Trend Report Paris Winter 2017 – Vielfalt und Persönlichkeit

Start frei! Eine Rakete bereit zum Flug in ferne Welten bildete das Zentrum der Chanel Show für den nächsten Winter. Vielleicht geht es um die modische Eroberung der gerade neu entdeckten erdähnlichen Planeten. In silbern glänzenden Jacken, Mänteln und Röcken, in grauem Strick, weit geschnittenen Hosen mit verkürzter Länge, den typischen Chanel-Jacken und funkelnden Barbarella Stiefeln, umrundeten die Models die Abschussrampe. Die aufbruchsbereiten Damen machten eine gute und trotz der glitzernden Strumpfhosen, Haarbänder und all des Schmucks sportliche Figur. Die Inszenierung ist wieder einmal gelungen und Chanel sieht aus, wie es sich für Chanel gehört.
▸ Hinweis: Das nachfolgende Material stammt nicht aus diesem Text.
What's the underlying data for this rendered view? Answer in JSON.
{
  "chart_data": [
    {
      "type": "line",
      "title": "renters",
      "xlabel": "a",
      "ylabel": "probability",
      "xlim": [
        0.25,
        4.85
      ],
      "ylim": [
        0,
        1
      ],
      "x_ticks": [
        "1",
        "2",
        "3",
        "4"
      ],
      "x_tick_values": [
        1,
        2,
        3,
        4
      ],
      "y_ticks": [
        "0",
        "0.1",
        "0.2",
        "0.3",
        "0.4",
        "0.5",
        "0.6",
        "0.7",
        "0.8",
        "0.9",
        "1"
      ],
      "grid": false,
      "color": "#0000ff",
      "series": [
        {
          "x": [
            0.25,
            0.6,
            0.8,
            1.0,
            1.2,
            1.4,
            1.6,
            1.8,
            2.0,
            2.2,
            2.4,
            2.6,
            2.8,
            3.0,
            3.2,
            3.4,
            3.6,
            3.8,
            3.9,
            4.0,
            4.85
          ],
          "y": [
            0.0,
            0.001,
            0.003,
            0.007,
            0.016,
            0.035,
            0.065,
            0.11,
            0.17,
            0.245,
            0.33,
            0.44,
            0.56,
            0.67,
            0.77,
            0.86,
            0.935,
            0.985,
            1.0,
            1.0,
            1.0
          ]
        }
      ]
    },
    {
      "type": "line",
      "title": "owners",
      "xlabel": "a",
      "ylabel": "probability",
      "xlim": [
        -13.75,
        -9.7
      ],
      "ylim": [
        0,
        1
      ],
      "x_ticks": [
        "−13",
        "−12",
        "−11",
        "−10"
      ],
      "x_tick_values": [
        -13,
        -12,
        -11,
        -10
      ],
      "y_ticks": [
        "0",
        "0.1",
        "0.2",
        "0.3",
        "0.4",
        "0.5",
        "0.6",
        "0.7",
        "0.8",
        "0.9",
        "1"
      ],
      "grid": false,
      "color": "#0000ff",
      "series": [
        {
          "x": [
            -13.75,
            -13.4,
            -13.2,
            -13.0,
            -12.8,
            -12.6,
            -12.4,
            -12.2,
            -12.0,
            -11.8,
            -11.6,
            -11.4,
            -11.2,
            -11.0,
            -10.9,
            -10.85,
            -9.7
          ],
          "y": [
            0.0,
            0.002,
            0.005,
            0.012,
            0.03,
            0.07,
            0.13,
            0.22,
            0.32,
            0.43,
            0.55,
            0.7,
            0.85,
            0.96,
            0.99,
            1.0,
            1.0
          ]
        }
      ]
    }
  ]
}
Luxuriös, erkennbar und tragbar. Die Schau gehört mit zu den letzen in Paris, die internationalen Schauen für den Winter 2017 gehen zu Ende. Es ist Zeit ein Resümee zu ziehen. Die Trends im Winter 2017? Akzentuierte Schultern zum Beispiel und damit einhergehend die 80er Jahre vom Rock Chic bis zum Powerlook als Inspirationsquelle. Außerdem ist der Rückblick in die Geschichte angesagt, um neue Modelösungen für die Zukunft zu finden und die starken Persönlichkeit moderner Frauen. Beispielhaft steht dafür etwa Valentino, der Muster und Farben des Designtrends Memphis mit einer modernisierten Variante des viktorianisches Kleides in eine gelungene Balance bringt.

 

 

Dries van Noten überarbeitete für die 100. Kollektion seine bekannt ausdrucksvollen Muster der letzten Jahre für die Gegenwart. So entstand eine kraftvolle Kollektion starker Farben und Muster, fabelhaft geschnittener Anzüge, Mäntel und Jacken – Garderobe, deren zeitlose Schönheit völlig unabhängig ist von saisonalen Trends. Fast wichtiger als die Kollektion waren allerdings die Frauen, die sie präsentierten. Dries van Noten engagierte Models, die seit 1993 seine Kleider präsentierten. Ein Wiedersehen zum Beispiel mit Nadja Auermann, Amber Valetta oder Alek Wek. Wie seine Kleider gewinnen sie mit den Jahren an Persönlichkeit.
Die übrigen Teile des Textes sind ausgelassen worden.